羊顶顶看见武公看向他,激动得浑身发抖,眼眶都红了。
“武公大人!”
他单膝跪地,抱拳行礼。
“鬼羊族羊顶顶,见过武公大人!”
武公看着他,打量了一会儿:“好小子,你居然还活着?”
羊顶顶抬起头道:“大人……您还记得小的?”
武公走过来,在他面前站定:“当然记得,你小时候,还尿过老子的战袍,老子能忘了你?”

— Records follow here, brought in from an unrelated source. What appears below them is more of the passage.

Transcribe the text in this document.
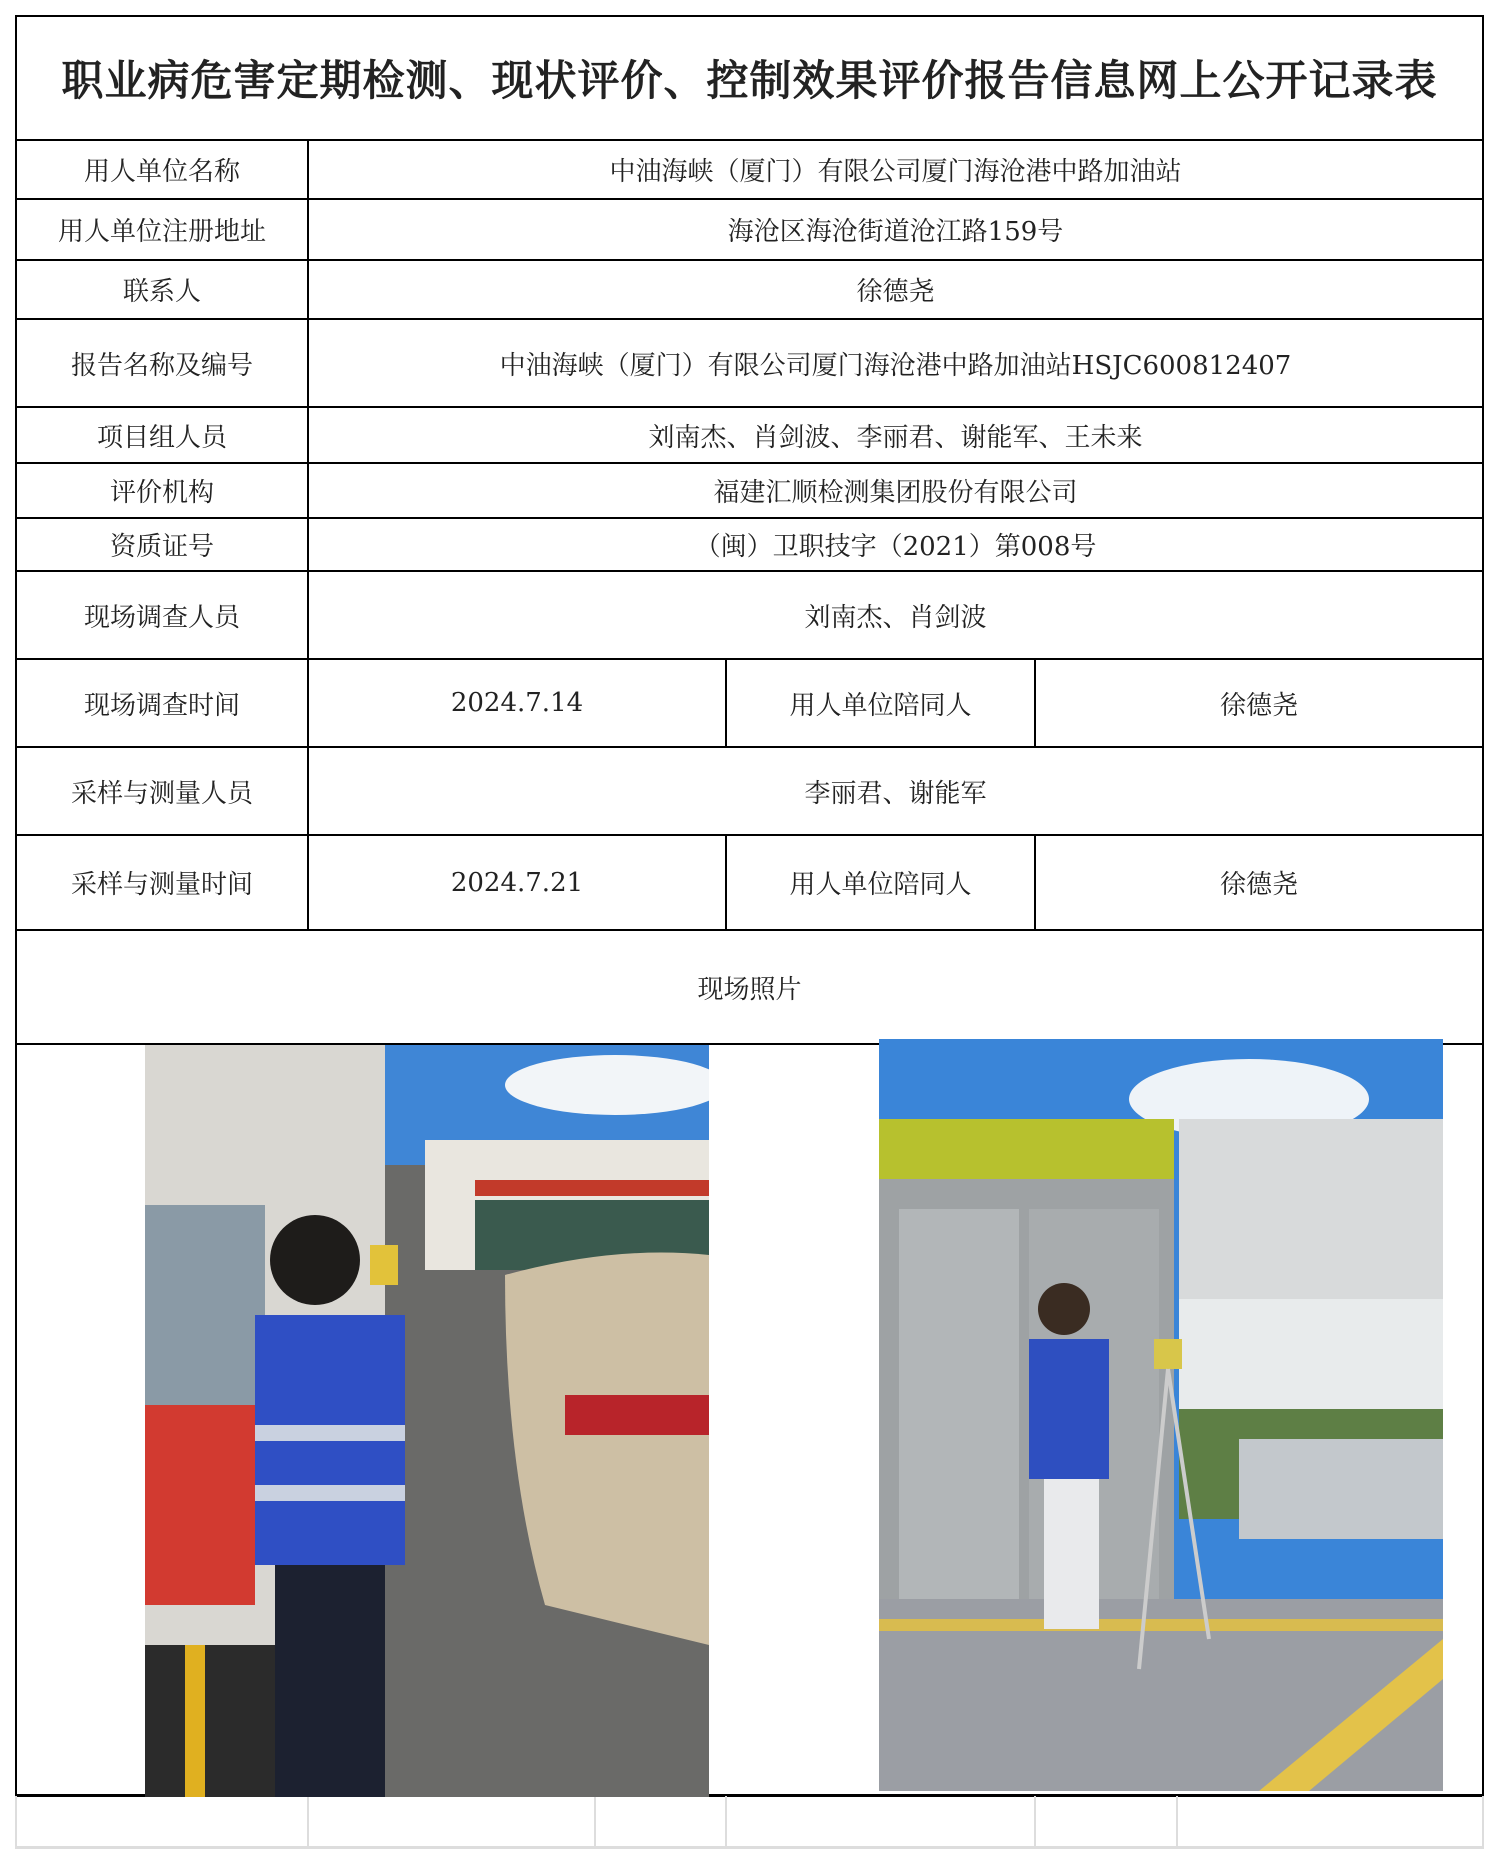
职业病危害定期检测、现状评价、控制效果评价报告信息网上公开记录表
用人单位名称	中油海峡（厦门）有限公司厦门海沧港中路加油站
用人单位注册地址	海沧区海沧街道沧江路159号
联系人	徐德尧
报告名称及编号	中油海峡（厦门）有限公司厦门海沧港中路加油站HSJC600812407
项目组人员	刘南杰、肖剑波、李丽君、谢能军、王未来
评价机构	福建汇顺检测集团股份有限公司
资质证号	（闽）卫职技字（2021）第008号
现场调查人员	刘南杰、肖剑波
现场调查时间	2024.7.14	用人单位陪同人	徐德尧
采样与测量人员	李丽君、谢能军
采样与测量时间	2024.7.21	用人单位陪同人	徐德尧
现场照片
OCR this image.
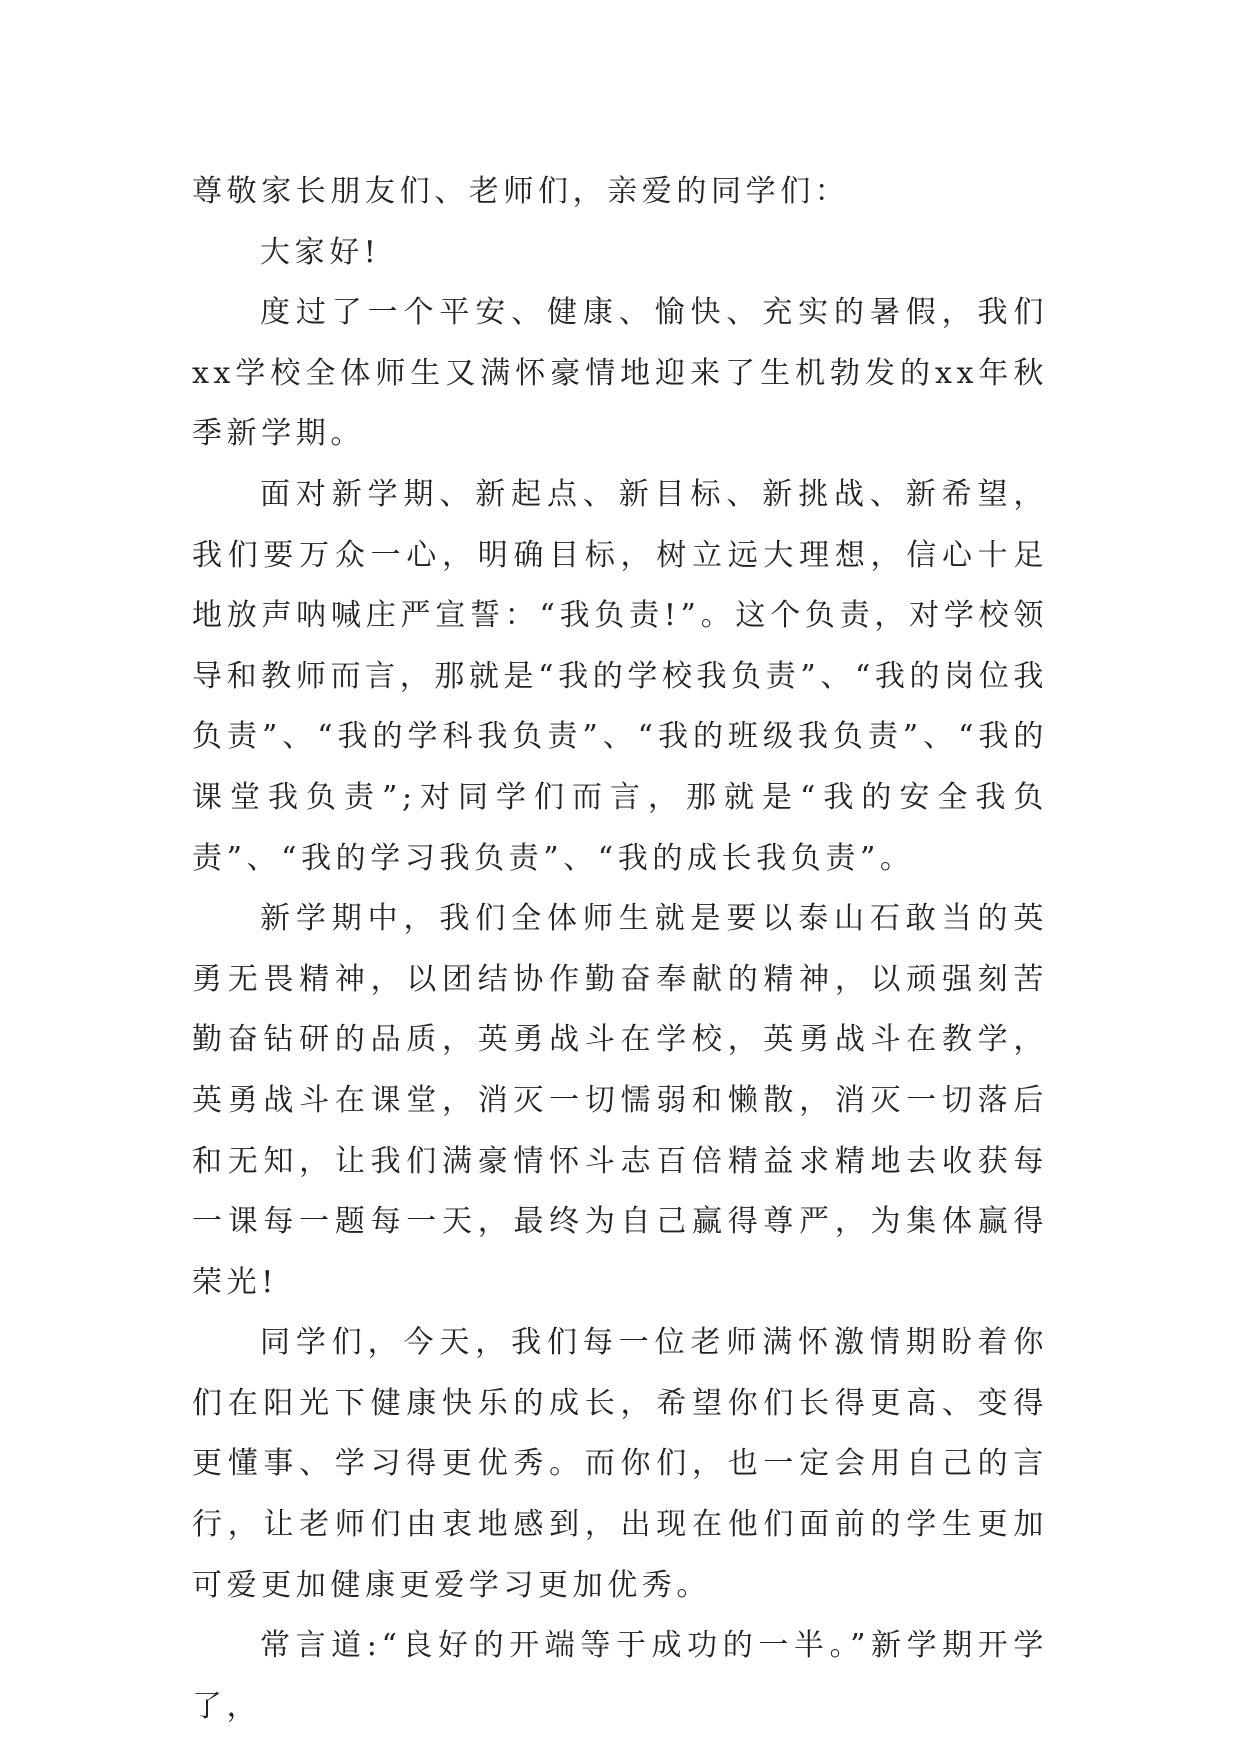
尊敬家长朋友们、老师们，亲爱的同学们：

大家好!

度过了一个平安、健康、愉快、充实的暑假，我们xx学校全体师生又满怀豪情地迎来了生机勃发的xx年秋季新学期。

面对新学期、新起点、新目标、新挑战、新希望，我们要万众一心，明确目标，树立远大理想，信心十足地放声呐喊庄严宣誓：“我负责!”。这个负责，对学校领导和教师而言，那就是“我的学校我负责”、“我的岗位我负责”、“我的学科我负责”、“我的班级我负责”、“我的课堂我负责”;对同学们而言，那就是“我的安全我负责”、“我的学习我负责”、“我的成长我负责”。

新学期中，我们全体师生就是要以泰山石敢当的英勇无畏精神，以团结协作勤奋奉献的精神，以顽强刻苦勤奋钻研的品质，英勇战斗在学校，英勇战斗在教学，英勇战斗在课堂，消灭一切懦弱和懒散，消灭一切落后和无知，让我们满豪情怀斗志百倍精益求精地去收获每一课每一题每一天，最终为自己赢得尊严，为集体赢得荣光!

同学们，今天，我们每一位老师满怀激情期盼着你们在阳光下健康快乐的成长，希望你们长得更高、变得更懂事、学习得更优秀。而你们，也一定会用自己的言行，让老师们由衷地感到，出现在他们面前的学生更加可爱更加健康更爱学习更加优秀。

常言道:“良好的开端等于成功的一半。”新学期开学了，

羊顶顶脸一红,不好意思地挠了挠头:“那都是小时候的事了,大人您还提它干嘛……”
武公伸手,在他肩膀上拍了拍,正色道:“羊顶顶。”
羊顶顶立刻挺直身体:“在!”
武公看着他,认真地说:“以后,鬼羊一族就靠你了。”
“替我照顾好他们。”
羊顶顶用力点头:“大人放心,小的一定!”
武公又拍了拍他的肩膀,然后转身,看向净秽。
“净秽,我们走了。”
净秽看着他,嘴唇颤抖,想说点什么,但最后只说出两个字:“慢走。”
武公咧嘴一笑,然后转过身,大手一挥。
“兄弟们,走!”
他迈步往前走,身后数千将士跟着他,步伐整齐,他们走得不快,但每一步都踩得结结实实,踩得地面都在颤抖。
走到佛光边缘,武公停下脚步,最后回头看了一眼净秽。
“保重。”
净秽用力点头:“保重。”
武公笑了笑,然后转身,迈出佛光。
金色的光芒一闪,他的身影消散在空气中。
身后的将士们跟着他,一个接一个走出佛光,消散在空气中。
最后只剩下净秽一个人站在高台上,看着空荡荡的佛光,眼泪止不住地流。
“老家伙,走慢些……”
“老夫很快也会来陪你的。”
这时候,又一群魂魄恢复了容貌。
走在最前面的,是一个老者,白发苍苍,面容清瘦,穿着一件灰色的长袍,手里拄着一根拐棍。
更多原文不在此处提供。